シュレイナは自分のパートナーに選んだ人間の子供、『サトル』と戦い見事に勝利。その地獄人はその後は改心し城でせっせと手伝いをしていたが2年前何故か暴走し今に至るという。
「私だけの力じゃ地獄人には勝てない。本来なら天界に人間を連れてきたらだめなんだけど、今回ばかりはサトルの力を借りないとあいつに勝てない。けど私達天界人は人間界には行くことはできない。だから変わりにサトルを連れてきてくれる人を探して、その結果あなたにたどり着いた」
聞くところによると、シュレイナは人間界が見える湖に行きサトルを見つけた町に照準を合わせ誰でもいいから探していたらしい。そして私を見つけて観察していた。
「あなたは人望もあるし悪い人間じゃなさそう、それに知能や強さもある。あなたに…サトルを人間界から連れてきてほしいの。迷惑な話だとは十分承知よ。でも時間は待ってはくれないの、もう一度あなたを人間界へ帰すわ。そこから一週間以内にサトルを連れてきてほしいの。それ以上はあたしも無事かどうか」
私が人間界でサトルと言う人を探して天界へ連れて行く。別に断る理由は無いが、情報が少なすぎる。大体容姿も分からないし、何処に住んでいるかなんて見当もつかない。
「そのサトルって言う人の特徴は何か無いの?」
「八年前の話だから、今は多分二十歳くらい。左手に黒い指輪をつけているわ、居場所は……あなたの学校から5キロ圏内にいると思う」
近っ!思ったよりも近くにいた。これなら一週間で見つかるかもしれない。ここまで来たのなら探してあげようじゃないの。
「分かったわ、私がそのサトルって言う人を見つければこの世界も守られるのね」
正直この世界の平和よりもそのサトルと言う人に私は興味があった。人間なのにこの世界で英雄になるほどに強かった人って……。
「ありがとう!じゃあ早速だけどさっきの場所にあなたを連れて行くわ」
そう言うなり私とシュレイナはログハウスを出た。そしてシュレイナは再び呪文を唱えた。
「我の名は『シュレイナ・ロベルト』契約にのっとりその偽りの衣を纏い姿を隠せ発動」
するとまた空間が捻じ曲がったようにログハウスは姿を消した。そしてシュレイナは私に手をつなぐようにいった。
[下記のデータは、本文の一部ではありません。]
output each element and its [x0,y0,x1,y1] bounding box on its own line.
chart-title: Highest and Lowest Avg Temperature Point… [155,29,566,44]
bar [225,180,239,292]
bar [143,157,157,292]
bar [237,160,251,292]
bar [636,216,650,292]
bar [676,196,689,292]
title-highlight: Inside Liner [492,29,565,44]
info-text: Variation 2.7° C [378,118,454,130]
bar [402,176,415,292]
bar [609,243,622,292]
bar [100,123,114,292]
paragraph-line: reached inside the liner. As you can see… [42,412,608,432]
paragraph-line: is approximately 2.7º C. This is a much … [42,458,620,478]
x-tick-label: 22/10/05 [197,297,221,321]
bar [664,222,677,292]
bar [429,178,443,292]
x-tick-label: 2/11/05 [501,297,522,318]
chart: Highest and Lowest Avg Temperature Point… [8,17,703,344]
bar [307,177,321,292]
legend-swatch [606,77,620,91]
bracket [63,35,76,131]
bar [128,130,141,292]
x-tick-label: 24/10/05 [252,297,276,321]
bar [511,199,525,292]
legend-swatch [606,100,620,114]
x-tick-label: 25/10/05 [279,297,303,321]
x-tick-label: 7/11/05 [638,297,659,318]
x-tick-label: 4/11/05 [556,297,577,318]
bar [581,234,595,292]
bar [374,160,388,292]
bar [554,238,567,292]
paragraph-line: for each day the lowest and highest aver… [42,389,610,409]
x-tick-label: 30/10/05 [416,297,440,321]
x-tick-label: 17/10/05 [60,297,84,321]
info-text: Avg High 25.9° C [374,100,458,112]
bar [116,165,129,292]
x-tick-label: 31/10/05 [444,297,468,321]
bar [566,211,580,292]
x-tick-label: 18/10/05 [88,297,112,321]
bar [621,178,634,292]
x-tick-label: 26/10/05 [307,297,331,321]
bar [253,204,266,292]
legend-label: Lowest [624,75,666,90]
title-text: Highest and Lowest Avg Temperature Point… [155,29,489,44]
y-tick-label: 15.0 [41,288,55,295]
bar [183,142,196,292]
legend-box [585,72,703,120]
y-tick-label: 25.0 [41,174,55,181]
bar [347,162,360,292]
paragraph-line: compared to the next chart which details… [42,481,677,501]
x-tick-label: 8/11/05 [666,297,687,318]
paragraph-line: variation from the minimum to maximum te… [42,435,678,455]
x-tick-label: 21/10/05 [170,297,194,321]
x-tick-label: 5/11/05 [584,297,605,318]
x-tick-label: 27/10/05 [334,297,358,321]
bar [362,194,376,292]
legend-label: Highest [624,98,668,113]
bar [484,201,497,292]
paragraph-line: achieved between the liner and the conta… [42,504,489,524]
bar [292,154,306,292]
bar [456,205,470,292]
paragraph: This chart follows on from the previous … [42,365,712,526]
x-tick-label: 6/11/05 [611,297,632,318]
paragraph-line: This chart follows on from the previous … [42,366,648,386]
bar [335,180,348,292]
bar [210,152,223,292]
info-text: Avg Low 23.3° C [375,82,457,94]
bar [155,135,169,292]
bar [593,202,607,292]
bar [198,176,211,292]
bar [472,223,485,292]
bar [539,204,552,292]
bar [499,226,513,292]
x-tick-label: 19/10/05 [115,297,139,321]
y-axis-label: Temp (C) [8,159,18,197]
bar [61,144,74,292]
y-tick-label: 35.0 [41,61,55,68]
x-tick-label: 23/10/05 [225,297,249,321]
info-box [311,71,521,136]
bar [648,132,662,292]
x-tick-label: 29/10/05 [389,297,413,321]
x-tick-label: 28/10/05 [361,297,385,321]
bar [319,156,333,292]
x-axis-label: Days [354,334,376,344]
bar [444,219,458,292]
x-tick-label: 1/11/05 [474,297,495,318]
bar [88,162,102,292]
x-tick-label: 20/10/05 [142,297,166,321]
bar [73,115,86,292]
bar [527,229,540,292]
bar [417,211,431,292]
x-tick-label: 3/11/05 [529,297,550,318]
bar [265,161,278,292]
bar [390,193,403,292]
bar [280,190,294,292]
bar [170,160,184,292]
「今から魔法を使ってさっきの場所に戻るけどジタバタしないでね」
そんなに激しい魔法なのかな、もう何が起きても私は驚かないと思うけど。
「じゃあ行くわよ……大いなる風の下部よ『汝』我を目的の地へ導きたまえ!」
毎度思うけどわざわざその呪文を言わないとダメなのかな。聞いているとこっちが恥ずかしく思える。俗に言う『厨二病』のような痛い人……そんなことを考えていると足元から風が現れ私達を包み込んだ。
「よし、出発!」
一瞬何が起きたのか分からなかった。
目の前の風景が無茶苦茶で考える暇も無かった。そして……。
「ついたわよ…お~い」
「ハッ!ここって、さっきの場所?」
「あんた一瞬意識が飛んでたわね、まぁいいわここが人間界の入り口」
そこは荒野の中に小さな窪みがあり、光っていた。私はさっきここから出てきたのか。
「向こうに行ってもこの事は誰にも言わないでね、ここの存在は知られちゃいけないの」
「え、でも……」
戻ったら瀬川にはなんて説明しよう。あの状況じゃ誤魔化しようがない、けど。
「シュレイナ、一人だけ…」
私が瀬川のことを説明すると。
「仕方ないわね、じゃあその子にはいいわ。一緒にサトルを探してもらいなさい」
「分かった、それじゃあまた戻ってくるから、それまで……頑張ってね」
「あんたに言われるまでも無いわよ、よろしくね、ルカ」
そして私は窪みに入り、気がつくとそこはもう旧校舎の教室だった。